Prediction of Indirect Indicators of a Grass-Based Diet by Milk Fourier Transform Mid-Infrared Spectroscopy to Assess the Feeding Typologies of Dairy Farms
Hélène Soyeurt,
Cyprien Gerards,
Charles Nickmilder,
Jérôme Bindelle,
Sébastien Franceschini,
Frédéric Dehareng,
Didier Veselko,
Carlo Bertozzi,
Nicolas Gengler,
Antonino Marvuglia,
Alper Bayram,
Anthony Tedde
Affiliations
Hélène Soyeurt
TERRA Research and Teaching Centre, Gembloux Agro-Bio Tech, University of Liège, 5030 Gembloux, Belgium
Cyprien Gerards
TERRA Research and Teaching Centre, Gembloux Agro-Bio Tech, University of Liège, 5030 Gembloux, Belgium
Charles Nickmilder
TERRA Research and Teaching Centre, Gembloux Agro-Bio Tech, University of Liège, 5030 Gembloux, Belgium
Jérôme Bindelle
TERRA Research and Teaching Centre, Gembloux Agro-Bio Tech, University of Liège, 5030 Gembloux, Belgium
Sébastien Franceschini
TERRA Research and Teaching Centre, Gembloux Agro-Bio Tech, University of Liège, 5030 Gembloux, Belgium
Frédéric Dehareng
Walloon Agricultural Research Centre, Valorisation of Agricultural Products, 5030 Gembloux, Belgium
Didier Veselko
Comité Du Lait, 4651 Battice, Belgium
Carlo Bertozzi
Walloon Breeders Association, 5590 Ciney, Belgium
Nicolas Gengler
TERRA Research and Teaching Centre, Gembloux Agro-Bio Tech, University of Liège, 5030 Gembloux, Belgium
Antonino Marvuglia
Luxembourg Institute of Science and Technology (LIST), 41, Rue du Brill, L-4422 Belvaux, Luxembourg
Alper Bayram
Luxembourg Institute of Science and Technology (LIST), 41, Rue du Brill, L-4422 Belvaux, Luxembourg
Anthony Tedde
TERRA Research and Teaching Centre, Gembloux Agro-Bio Tech, University of Liège, 5030 Gembloux, Belgium
This research aims to develop a predictive model to discriminate milk produced from a cattle diet either based on grass or not using milk mid-infrared spectrometry and the month of testing (an indirect indicator of the feeding ration).
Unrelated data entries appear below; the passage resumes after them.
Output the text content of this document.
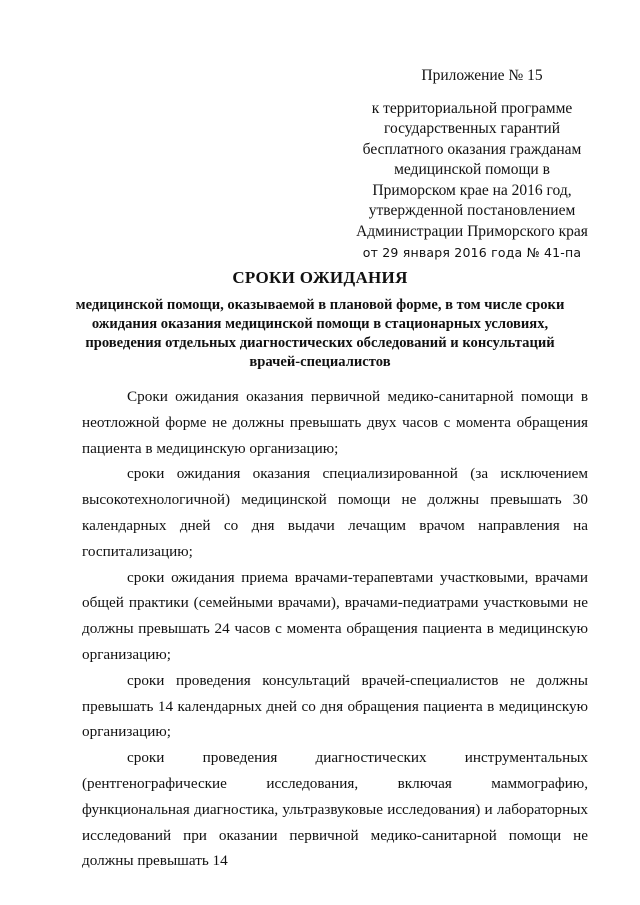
Приложение № 15
к территориальной программе
государственных гарантий
бесплатного оказания гражданам
медицинской помощи в
Приморском крае на 2016 год,
утвержденной постановлением
Администрации Приморского края
от 29 января 2016 года № 41-па
СРОКИ ОЖИДАНИЯ
медицинской помощи, оказываемой в плановой форме, в том числе сроки
ожидания оказания медицинской помощи в стационарных условиях,
проведения отдельных диагностических обследований и консультаций
врачей-специалистов

Сроки ожидания оказания первичной медико-санитарной помощи в неотложной форме не должны превышать двух часов с момента обращения пациента в медицинскую организацию;

сроки ожидания оказания специализированной (за исключением высокотехнологичной) медицинской помощи не должны превышать 30 календарных дней со дня выдачи лечащим врачом направления на госпитализацию;

сроки ожидания приема врачами-терапевтами участковыми, врачами общей практики (семейными врачами), врачами-педиатрами участковыми не должны превышать 24 часов с момента обращения пациента в медицинскую организацию;

сроки проведения консультаций врачей-специалистов не должны превышать 14 календарных дней со дня обращения пациента в медицинскую организацию;

сроки проведения диагностических инструментальных (рентгенографические исследования, включая маммографию, функциональная диагностика, ультразвуковые исследования) и лабораторных исследований при оказании первичной медико-санитарной помощи не должны превышать 14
The dataset contained 3,377,715 spectra collected between 2011 and 2021 from 2449 farms and 3 grazing traits defined following the month of testing. Records from 30% of the randomly selected farms were kept in the calibration set, and the remaining records were used to validate the models. Around 90% of the records were correctly discriminated. This accuracy is very good, as some records could be erroneously assigned. The probability of belonging to the GRASS modality allowed confirmation of the model’s ability to detect the transition period even if the model was not trained on this data. Indeed, the probability increased from the spring to the summer and then decreased. The discrimination was mainly explained by the changes in the milk fat, mineral, and protein compositions. A hierarchical clustering from the averaged probability per farm and year highlighted 12 groups illustrating different management practices. The probability of belonging to the GRASS class could be used in a tool counting the number of grazing days.